American International Group Inc. on Friday announced the completion of an offering of its common stock, with 200 million of the 300 million shares involved sold by the U.S. Treasury to disentangle the government from the bailed-out global insurance company.
AIG President and CEO Robert Benmosche said the sale was completed "at a price that represents a small profit on the shares sold by Treasury."
AIG and Treasury said Tuesday that they were selling the shares at $29 apiece, the low end of the insurer's expected $29 to $30 range but above the $28.73 the government said it needed to recoup its investment. The company didn't receive any proceeds from the sale of the government's shares.

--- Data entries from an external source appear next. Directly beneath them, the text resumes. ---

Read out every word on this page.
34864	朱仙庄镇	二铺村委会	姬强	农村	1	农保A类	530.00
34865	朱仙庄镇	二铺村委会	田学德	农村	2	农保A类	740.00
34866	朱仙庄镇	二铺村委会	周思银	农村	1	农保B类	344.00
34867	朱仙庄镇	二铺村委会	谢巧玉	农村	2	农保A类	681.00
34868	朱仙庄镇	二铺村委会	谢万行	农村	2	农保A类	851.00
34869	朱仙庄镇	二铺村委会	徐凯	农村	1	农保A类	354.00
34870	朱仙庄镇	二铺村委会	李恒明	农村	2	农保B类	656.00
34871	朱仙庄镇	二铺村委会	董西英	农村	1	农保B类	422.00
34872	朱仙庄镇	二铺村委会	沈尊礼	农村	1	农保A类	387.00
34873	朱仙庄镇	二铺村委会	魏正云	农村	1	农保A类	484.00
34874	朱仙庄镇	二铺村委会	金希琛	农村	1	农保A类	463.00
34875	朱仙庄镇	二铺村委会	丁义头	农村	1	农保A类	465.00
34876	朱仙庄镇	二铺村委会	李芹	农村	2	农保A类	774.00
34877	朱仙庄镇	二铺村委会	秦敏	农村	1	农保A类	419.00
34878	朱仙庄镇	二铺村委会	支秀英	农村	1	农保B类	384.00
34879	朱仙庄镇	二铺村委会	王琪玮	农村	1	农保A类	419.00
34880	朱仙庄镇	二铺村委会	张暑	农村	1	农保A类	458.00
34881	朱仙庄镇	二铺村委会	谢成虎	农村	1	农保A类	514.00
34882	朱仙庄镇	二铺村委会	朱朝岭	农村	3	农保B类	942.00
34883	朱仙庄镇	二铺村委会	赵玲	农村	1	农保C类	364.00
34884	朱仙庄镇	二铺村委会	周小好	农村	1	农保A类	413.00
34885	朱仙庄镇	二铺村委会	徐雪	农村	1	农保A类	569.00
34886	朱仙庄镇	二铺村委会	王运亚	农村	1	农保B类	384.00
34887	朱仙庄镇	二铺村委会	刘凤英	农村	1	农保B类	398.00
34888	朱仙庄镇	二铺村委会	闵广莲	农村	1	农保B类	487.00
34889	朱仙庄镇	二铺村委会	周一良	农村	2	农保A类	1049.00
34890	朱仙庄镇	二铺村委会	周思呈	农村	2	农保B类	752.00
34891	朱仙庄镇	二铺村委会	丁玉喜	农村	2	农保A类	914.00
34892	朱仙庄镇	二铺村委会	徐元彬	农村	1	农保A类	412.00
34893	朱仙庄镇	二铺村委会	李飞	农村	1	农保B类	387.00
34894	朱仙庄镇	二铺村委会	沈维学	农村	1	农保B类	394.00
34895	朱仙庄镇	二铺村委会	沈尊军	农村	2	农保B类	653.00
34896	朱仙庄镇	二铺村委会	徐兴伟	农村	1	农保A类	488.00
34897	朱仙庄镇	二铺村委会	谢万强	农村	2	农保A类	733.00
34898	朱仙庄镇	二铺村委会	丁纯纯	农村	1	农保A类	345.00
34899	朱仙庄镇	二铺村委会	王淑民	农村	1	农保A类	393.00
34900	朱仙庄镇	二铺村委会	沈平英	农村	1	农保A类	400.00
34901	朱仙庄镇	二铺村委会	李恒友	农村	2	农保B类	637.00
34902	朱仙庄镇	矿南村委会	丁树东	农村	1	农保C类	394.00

The government said earlier that its stake in AIG would drop from 92 percent to 77 percent with this week's stock sale. Treasury can't launch another offering until September.
The Treasury Department is recouping taxpayers' investment in AIG during the financial crisis in 2008. It gave the New York-based company the biggest bailout, a package totaling more than $182 billion, to help AIG meet financial obligations to banks.
This week's offering gives the underwriters an option to buy as many as 45 million additional shares owned by the government.
Shares of AIG opened on Tuesday at $29.93. They fell that day and Wednesday before rebounding Thursday to close at $28.75. On Friday, they rose 9 cents to $28.84 in afternoon trading. They shares have lost almost half their value since they hit a 52-week high of $52.67 on Jan. 7.
Benmosche said Friday marked "the latest major milestone in AIG's comeback, as we strive to ensure that American taxpayers recoup their entire investment in AIG."
Overall, taxpayers have recouped more than $41 billion this year from their investment in AIG, Benmosche said,
Since AIG's bailout, government and company officials have been working to settle AIG's obligations, sell business units and repay its bailout money.